Heather Ranck is Director of the Fargo, North Dakota US Export Assistance Center. She is also active on the Agribusiness Team, and in that capacity she promotes the export of US-made agricultural machinery throughout the world.

So Much to Do, So Little Time

I keep telling myself: sleep is overrated! Somewhere between the 1 a.m. airport pickup for my colleague arriving from China; and the 7:30 a.m. Ex-Im Bank finance meeting sleep tends to take a back seat to all the organizing, facilitating, entertaining and crisis management that is inherent in putting on any large event. The Big Iron Farm Machinery Show is the biggest agricultural machinery show in the Upper Midwest, and in 2007 we decided to make it a global event when the former Soviet countries began showing very high interest in our large scale farm machinery built in North Dakota. This, our third year, is once again packed with activity and opportunities for the 150+ foreign buyers who are descending on Fargo to learn about American large scale crop farming.

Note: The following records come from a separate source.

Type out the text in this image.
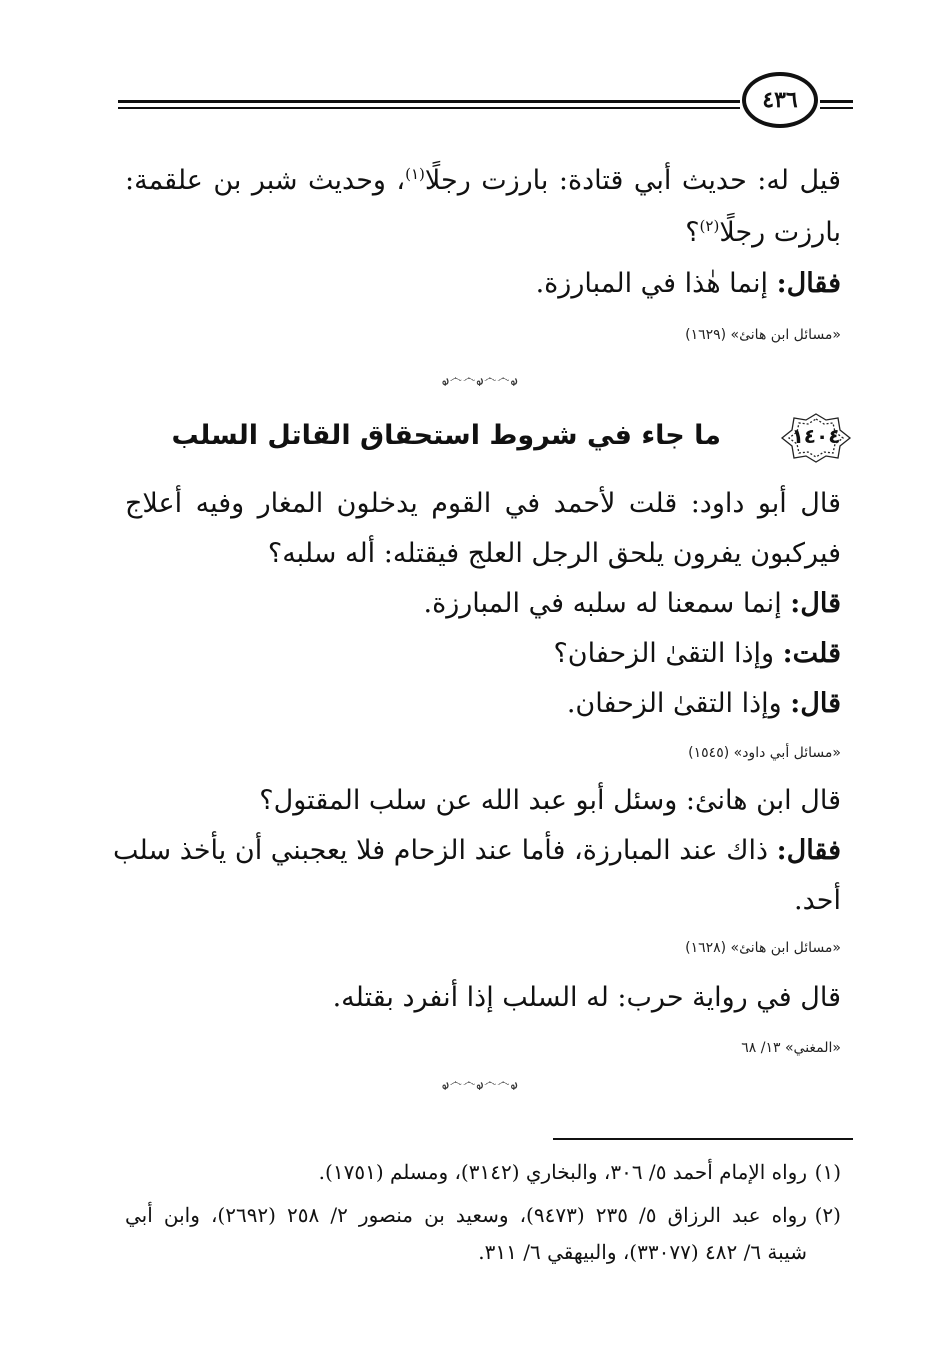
٤٣٦
قيل له: حديث أبي قتادة: بارزت رجلًا$^{(١)}$، وحديث شبر بن علقمة:
بارزت رجلًا$^{(٢)}$؟
فقال: إنما هٰذا في المبارزة.
«مسائل ابن هانئ» (١٦٢٩)
ࢪ෴෴ࢪ෴෴ࢪ
١٤٠٤
ما جاء في شروط استحقاق القاتل السلب
قال أبو داود: قلت لأحمد في القوم يدخلون المغار وفيه أعلاج
فيركبون يفرون يلحق الرجل العلج فيقتله: أله سلبه؟
قال: إنما سمعنا له سلبه في المبارزة.
قلت: وإذا التقىٰ الزحفان؟
قال: وإذا التقىٰ الزحفان.
«مسائل أبي داود» (١٥٤٥)
قال ابن هانئ: وسئل أبو عبد الله عن سلب المقتول؟
فقال: ذاك عند المبارزة، فأما عند الزحام فلا يعجبني أن يأخذ سلب
أحد.
«مسائل ابن هانئ» (١٦٢٨)
قال في رواية حرب: له السلب إذا أنفرد بقتله.
«المغني» ١٣/ ٦٨
ࢪ෴෴ࢪ෴෴ࢪ
(١)رواه الإمام أحمد ٥/ ٣٠٦، والبخاري (٣١٤٢)، ومسلم (١٧٥١).
(٢)رواه عبد الرزاق ٥/ ٢٣٥ (٩٤٧٣)، وسعيد بن منصور ٢/ ٢٥٨ (٢٦٩٢)، وابن أبي
شيبة ٦/ ٤٨٢ (٣٣٠٧٧)، والبيهقي ٦/ ٣١١.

This year I focused my recruiting efforts on Africa, a new frontier for large scale farm equipment. Having lived in Mozambique and Congo, I wanted to scope out the prospects, so in May 2009 I took a 3-week trip to South Africa, Angola and Mozambique. After 144 meetings I learned a lot about the needs and opportunities for farm equipment in Africa. We had a delegation of 25 Africans at Big Iron this year, and I would like to see American technology helping increase food production in Africa.

The Big Iron International Visitors Program is a collaborative effort between the U.S. Commercial Service (the primary federal government export assistance agency) and the North Dakota Trade Office (a state of North Dakota trade promotion organization); and our combined team of 10 people coordinates very closely on all recruiting, events planning, logistics, interpreting, transportation and programming.

During the show, the hub of all the activity is the International Visitors Pavilion, for which the International Trade Administration’s Market Development Cooperator Program (MDCP) provided substantial funding for the meeting rooms this year. This is Grand Central Station for buyers and sellers, with meeting rooms, food and COFFEE!

We are always coming up with new elements to the program, and one of my new ideas this year was to hold an international soccer match. We had a beautiful, sunny day in Fargo and Fargo Parks let us use the best fields in Fargo. The game ended in a 4-4 tie, further ensuring international harmony.

I also have taken on the activity of ensuring adequate language assistance for buyers and sellers. I speak Portuguese, and therefore did quite a bit of interpreting for the Angolan delegation this year. We are fortunate to have 3 universities in the Fargo-Moorhead area, so we recruit student volunteers to facilitate business meetings throughout the week.

Big Iron 2009 was as exciting as ever this year with representation from 12 different countries, many of them new to Big Iron. It is thrilling to watch the years of effort leading to deals being negotiated before our eyes; and millions of dollars of US agricultural machinery being shipped all over the world.